Target returned to comparable-sales growth of 5.6%, with net sales up 6.7% to $25.4 billion and adjusted EPS up 32% to $1.71; management also roughly doubled its full-year sales growth target to about 4%. Walmart posted revenue growth of 7.3% to $177.8 billion, with global e-commerce up 26% and higher-margin businesses like advertising and membership fees growing quickly, though it left full-year guidance unchanged. The piece argues Walmart is the higher-quality long-term hold despite Target's cheaper valuation.

Analysis

The clean read-through is not “retail is improving” but that the market is starting to reward retailers with recurring, higher-margin engines over pure merchandise exposure. That shifts the relative winner set toward WMT because its mix now includes multiple monetization layers — membership, ad-tech, marketplace, and Sam’s Club — that can compound even if core basket growth normalizes. TGT’s rebound matters, but it is still a single-cycle repair story; the stock is likely to remain more sensitive to any wobble in discretionary demand or execution. The second-order effect is that better digital scale is now a profit lever, not just a revenue lever. WMT’s faster scaling in e-commerce and advertising should gradually compress the valuation gap because investors tend to pay up once margins inflect, not when they are merely promised.

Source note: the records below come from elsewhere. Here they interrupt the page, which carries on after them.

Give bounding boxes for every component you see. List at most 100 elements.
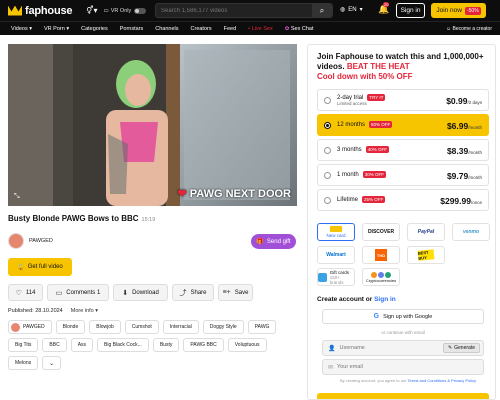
payment-new-card[interactable]: New card xyxy=(317,223,355,241)
plan-price: $8.39/month xyxy=(446,146,482,156)
video-frame xyxy=(8,44,297,206)
download-button[interactable]: ⬇ Download xyxy=(113,284,168,301)
mail-icon: ✉ xyxy=(328,364,334,371)
get-full-video-button[interactable]: 🔓 Get full video xyxy=(8,258,72,276)
tag-list: PAWGED Blonde Blowjob Cumshot Interracia… xyxy=(8,320,298,370)
tag[interactable]: BBC xyxy=(42,338,67,352)
language-selector[interactable]: ◍ EN ▾ xyxy=(340,6,363,14)
nav-live-sex[interactable]: • Live Sex xyxy=(248,26,273,32)
heart-outline-icon: ♡ xyxy=(15,289,22,297)
google-signup-button[interactable]: G Sign up with Google xyxy=(322,309,484,324)
tag[interactable]: Big Tits xyxy=(8,338,39,352)
tag[interactable]: Blowjob xyxy=(89,320,121,334)
create-account-heading: Create account or Sign in xyxy=(317,296,396,303)
tag[interactable]: Interracial xyxy=(162,320,199,334)
video-player[interactable]: ❤ PAWG NEXT DOOR ⤡ xyxy=(8,44,297,206)
heart-icon: ❤ xyxy=(177,188,187,200)
avatar[interactable] xyxy=(8,233,24,249)
tag[interactable]: PAWG xyxy=(247,320,277,334)
tag[interactable]: Big Black Cock... xyxy=(97,338,149,352)
tag[interactable]: Busty xyxy=(152,338,180,352)
signin-link[interactable]: Sign in xyxy=(374,296,396,303)
search-icon: ⌕ xyxy=(319,5,325,15)
nav-feed[interactable]: Feed xyxy=(224,26,237,32)
signin-button[interactable]: Sign in xyxy=(396,3,425,18)
expand-tags-button[interactable]: ⌄ xyxy=(42,356,62,370)
generate-button[interactable]: ✎ Generate xyxy=(442,343,480,353)
crown-logo-icon xyxy=(8,5,22,16)
plan-2-day-trial[interactable]: 2-day trial TRY IT Limited access $0.99/2 … xyxy=(317,89,489,111)
search-button[interactable]: ⌕ xyxy=(312,4,332,17)
radio-button[interactable] xyxy=(324,146,331,154)
like-button[interactable]: ♡ 114 xyxy=(8,284,43,301)
nav-videos[interactable]: Videos ▾ xyxy=(11,26,32,32)
more-info-toggle[interactable]: More info ▾ xyxy=(71,308,98,314)
comments-button[interactable]: ▭ Comments 1 xyxy=(47,284,109,301)
join-discount-badge: -50% xyxy=(464,6,481,15)
tag[interactable]: Doggy Style xyxy=(202,320,244,334)
join-now-button[interactable]: Join now -50% xyxy=(431,3,486,18)
search-input[interactable] xyxy=(161,7,311,14)
terms-link[interactable]: Terms and Conditions & Privacy Policy xyxy=(408,378,476,383)
gender-filter-icon[interactable]: ⚥▾ xyxy=(86,6,97,15)
email-input[interactable] xyxy=(337,364,438,370)
payment-crypto[interactable]: Cryptocurrencies xyxy=(362,268,400,286)
nav-sex-chat[interactable]: ✿ Sex Chat xyxy=(285,26,314,32)
username-field: 👤 ✎Generate xyxy=(322,340,484,356)
save-button[interactable]: ≡+ Save xyxy=(218,284,253,301)
username-input[interactable] xyxy=(339,345,440,351)
plan-3-months[interactable]: 3 months 40% OFF $8.39/month xyxy=(317,139,489,161)
nav-creators[interactable]: Creators xyxy=(191,26,212,32)
channel-name[interactable]: PAWGED xyxy=(29,238,53,244)
notifications[interactable]: 🔔 20 xyxy=(378,2,390,15)
payment-venmo[interactable]: venmo xyxy=(452,223,490,241)
channel-info[interactable]: PAWGED xyxy=(8,233,53,249)
radio-button[interactable] xyxy=(324,196,331,204)
card-icon xyxy=(330,226,342,232)
payment-discover[interactable]: DISCOVER xyxy=(362,223,400,241)
comment-icon: ▭ xyxy=(55,289,63,297)
payment-gift-cards[interactable]: Gift cards 150+ brands xyxy=(317,268,355,286)
share-button[interactable]: ⤴ Share xyxy=(172,284,214,301)
tag[interactable]: Cumshot xyxy=(124,320,159,334)
nav-pornstars[interactable]: Pornstars xyxy=(120,26,144,32)
home-depot-logo-icon: THD xyxy=(375,249,387,261)
nav-channels[interactable]: Channels xyxy=(155,26,178,32)
tag[interactable]: Ass xyxy=(70,338,94,352)
join-headline: Join Faphouse to watch this and 1,000,00… xyxy=(317,52,484,81)
payment-paypal[interactable]: PayPal xyxy=(407,223,445,241)
vr-switch[interactable] xyxy=(134,7,147,14)
payment-walmart[interactable]: Walmart xyxy=(317,246,355,264)
expand-icon[interactable]: ⤡ xyxy=(14,193,20,201)
share-icon: ⤴ xyxy=(179,289,187,297)
send-gift-button[interactable]: 🎁 Send gift xyxy=(251,234,296,249)
tag[interactable]: Voluptuous xyxy=(227,338,267,352)
payment-best-buy[interactable]: BEST BUY xyxy=(407,246,445,264)
tag[interactable]: Melons xyxy=(8,356,39,370)
payment-home-depot[interactable]: THD xyxy=(362,246,400,264)
vr-icon: ▭ xyxy=(103,7,109,14)
continue-button[interactable] xyxy=(317,393,489,399)
email-field: ✉ xyxy=(322,359,484,375)
nav-categories[interactable]: Categories xyxy=(81,26,108,32)
payment-methods-row-2: Walmart THD BEST BUY xyxy=(317,246,445,264)
video-watermark: ❤ PAWG NEXT DOOR xyxy=(177,187,291,201)
chevron-down-icon: ▾ xyxy=(359,7,363,13)
plan-1-month[interactable]: 1 month 30% OFF $9.79/month xyxy=(317,164,489,186)
vr-only-toggle[interactable]: ▭ VR Only xyxy=(103,7,147,14)
tag[interactable]: PAWG BBC xyxy=(183,338,224,352)
published-date: Published: 28.10.2024 xyxy=(8,308,63,314)
logo[interactable]: faphouse xyxy=(8,0,72,21)
radio-button[interactable] xyxy=(324,96,331,104)
unlock-icon: 🔓 xyxy=(17,264,25,271)
avatar xyxy=(11,322,20,332)
gift-card-icon xyxy=(318,272,327,282)
plan-12-months[interactable]: 12 months 50% OFF $6.99/month xyxy=(317,114,489,136)
radio-button[interactable] xyxy=(324,171,331,179)
tag-channel[interactable]: PAWGED xyxy=(8,320,52,334)
become-creator-link[interactable]: ☺ Become a creator xyxy=(446,26,492,32)
plan-lifetime[interactable]: Lifetime 25% OFF $299.99/once xyxy=(317,189,489,211)
tag[interactable]: Blonde xyxy=(55,320,86,334)
nav-vr-porn[interactable]: VR Porn ▾ xyxy=(44,26,69,32)
radio-button[interactable] xyxy=(324,121,331,129)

For TGT, the risk is that a return to positive comps invites a margin trap: if traffic holds but promotion intensity rises, operating leverage can disappoint even while top-line optics improve. Consensus may be underestimating how much of WMT’s resilience is coming from trade-down behavior and membership stickiness, which can persist for several quarters after inflation cools. The bear case on WMT is valuation, but the more important question is whether its mix shift can sustain low-double-digit earnings growth; if yes, the multiple is less of a ceiling than it appears. Conversely, TGT’s cheaper multiple can be a value trap if the company needs multiple quarters of above-trend comp growth just to recover prior profitability rather than expand beyond it.